"Ce qui barre la route fait faire du chemin" (Jean de La Bruyère - 'Les Caractères')

lundi 1 novembre 2010

Eros et Thanatos, version Philip Roth


Un bon livre n’est pas forcément un gros livre, voici la preuve en moins de 200 pages avec «Indignation» (Gallimard) de Philip Roth.

Je reconnais que je ne vais pas chercher des amateurs ni des débutants. Je me demande d’ailleurs si les jurés du Nobel vont se décider à distinguer Roth avant qu’il ne soit trop tard.

Ce livre est le vingt-neuvième de l’écrivain américain. L’ouvrage est tellement incisif et nerveux que l’on dirait un premier roman, même si l’auteur a 77 ans.
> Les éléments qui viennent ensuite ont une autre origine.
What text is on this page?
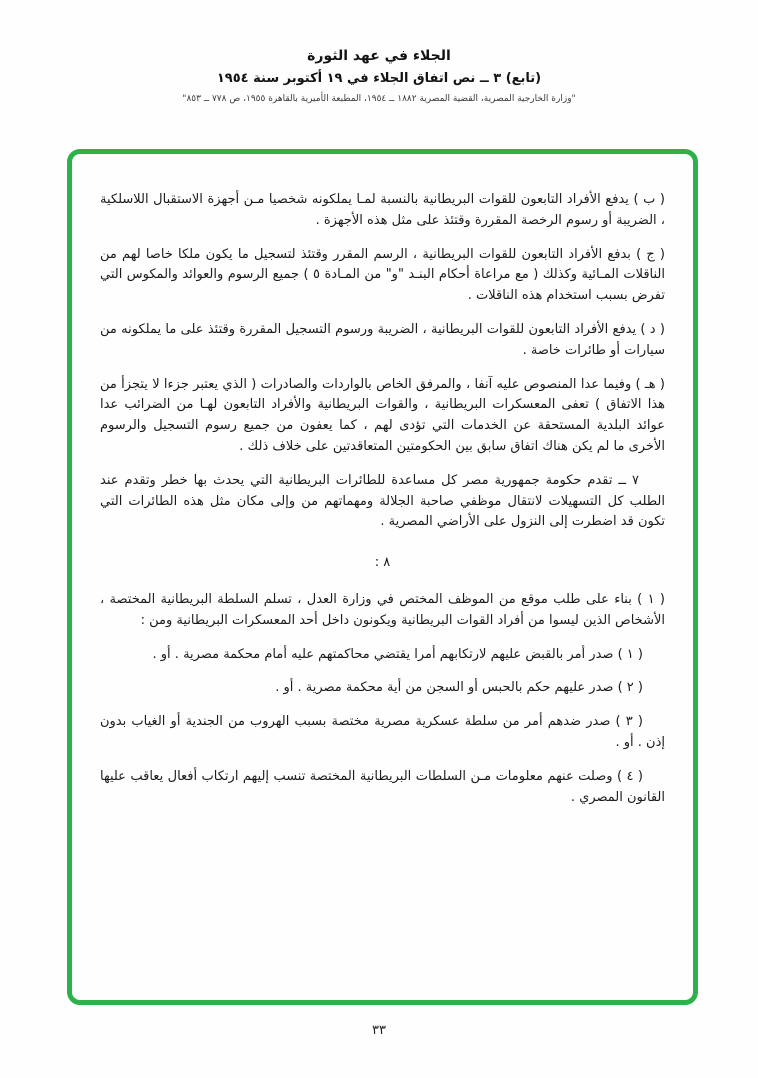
الجلاء في عهد الثورة
(تابع) ٣ ــ نص اتفاق الجلاء في ١٩ أكتوبر سنة ١٩٥٤
"وزارة الخارجية المصرية، القضية المصرية ١٨٨٢ ــ ١٩٥٤، المطبعة الأميرية بالقاهرة ١٩٥٥، ص ٧٧٨ ــ ٨٥٣"
( ب ) يدفع الأفراد التابعون للقوات البريطانية بالنسبة لمـا يملكونه شخصيا مـن أجهزة الاستقبال اللاسلكية ، الضريبة أو رسوم الرخصة المقررة وقتئذ على مثل هذه الأجهزة .
( ج ) بدفع الأفراد التابعون للقوات البريطانية ، الرسم المقرر وقتئذ لتسجيل ما يكون ملكا خاصا لهم من الناقلات المـائية وكذلك ( مع مراعاة أحكام البنـد "و" من المـادة ٥ ) جميع الرسوم والعوائد والمكوس التي تفرض بسبب استخدام هذه الناقلات .
( د ) يدفع الأفراد التابعون للقوات البريطانية ، الضريبة ورسوم التسجيل المقررة وقتئذ على ما يملكونه من سيارات أو طائرات خاصة .
( هـ ) وفيما عدا المنصوص عليه آنفا ، والمرفق الخاص بالواردات والصادرات ( الذي يعتبر جزءا لا يتجزأ من هذا الاتفاق ) تعفى المعسكرات البريطانية ، والقوات البريطانية والأفراد التابعون لهـا من الضرائب عدا عوائد البلدية المستحقة عن الخدمات التي تؤدى لهم ، كما يعفون من جميع رسوم التسجيل والرسوم الأخرى ما لم يكن هناك اتفاق سابق بين الحكومتين المتعاقدتين على خلاف ذلك .
٧ ــ تقدم حكومة جمهورية مصر كل مساعدة للطائرات البريطانية التي يحدث بها خطر وتقدم عند الطلب كل التسهيلات لانتقال موظفي صاحبة الجلالة ومهماتهم من وإلى مكان مثل هذه الطائرات التي تكون قد اضطرت إلى النزول على الأراضي المصرية .
٨ :
( ١ ) بناء على طلب موقع من الموظف المختص في وزارة العدل ، تسلم السلطة البريطانية المختصة ، الأشخاص الذين ليسوا من أفراد القوات البريطانية ويكونون داخل أحد المعسكرات البريطانية ومن :
( ١ ) صدر أمر بالقبض عليهم لارتكابهم أمرا يقتضي محاكمتهم عليه أمام محكمة مصرية . أو .
( ٢ ) صدر عليهم حكم بالحبس أو السجن من أية محكمة مصرية . أو .
( ٣ ) صدر ضدهم أمر من سلطة عسكرية مصرية مختصة بسبب الهروب من الجندية أو الغياب بدون إذن . أو .
( ٤ ) وصلت عنهم معلومات مـن السلطات البريطانية المختصة تنسب إليهم ارتكاب أفعال يعاقب عليها القانون المصري .
٣٣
C’est un récit initiatique, l’éclosion d’un étudiant des années 50, fils d’un couple de bouchers cashers du New Jersey. Roth est né dans cet Etat, précisément dans la ville de Newark. Le portrait des parents est savoureux et angoissant. Roth a toujours eu un regard perçant sur la judaïté.

L’étudiant prénommé Marcus échappe au pesant carcan familial en allant faire des études, très loin, dans une petite université de l’Ohio. Le personnage (qui est le narrateur) est obsédé par la réussite, par le désir de bien faire. Mais le sexe et la mort (Eros et Thanatos, thèmes favoris de Roth) le hantent encore plus.

Pour résumer et sans rien dévoiler de l’intrigue très riche, entre fellation et guerre de Corée, c’est pipe et casse-pipe.

La construction du livre est remarquable, l’écriture dynamique et resserrée. Roth nous offre plusieurs scènes mémorables : la confrontation de Marcus avec le doyen ou encore la grande razzia sur les petites culottes dans les dortoirs des filles.

Les personnages ont une vraie épaisseur, une complexité insondable : Marcus d’abord, jeune homme orgueilleux et incertain, déterminé mais rongé par le doute. Il y aussi Olivia, la fragile ensorceleuse qui -sans le vouloir- conduira Marcus à sa perte. Sans oublier tous les autres personnages secondaires : les étudiants, le doyen, les parents de Marcus.

J’espère qu’on ne fera pas un film de ce livre. J’ai déjà toutes les images en tête. Personne, avec une caméra, ne fera mieux que Philip Roth.

Honte à moi, j’aurais dû lire ce livre en anglais, lors de sa première parution aux Etats-Unisen en 2008. Rendons donc hommage à la traductrice Marie-Claire Pasquier qui a fait pour Gallimard un excellent travail, comme d’habitude.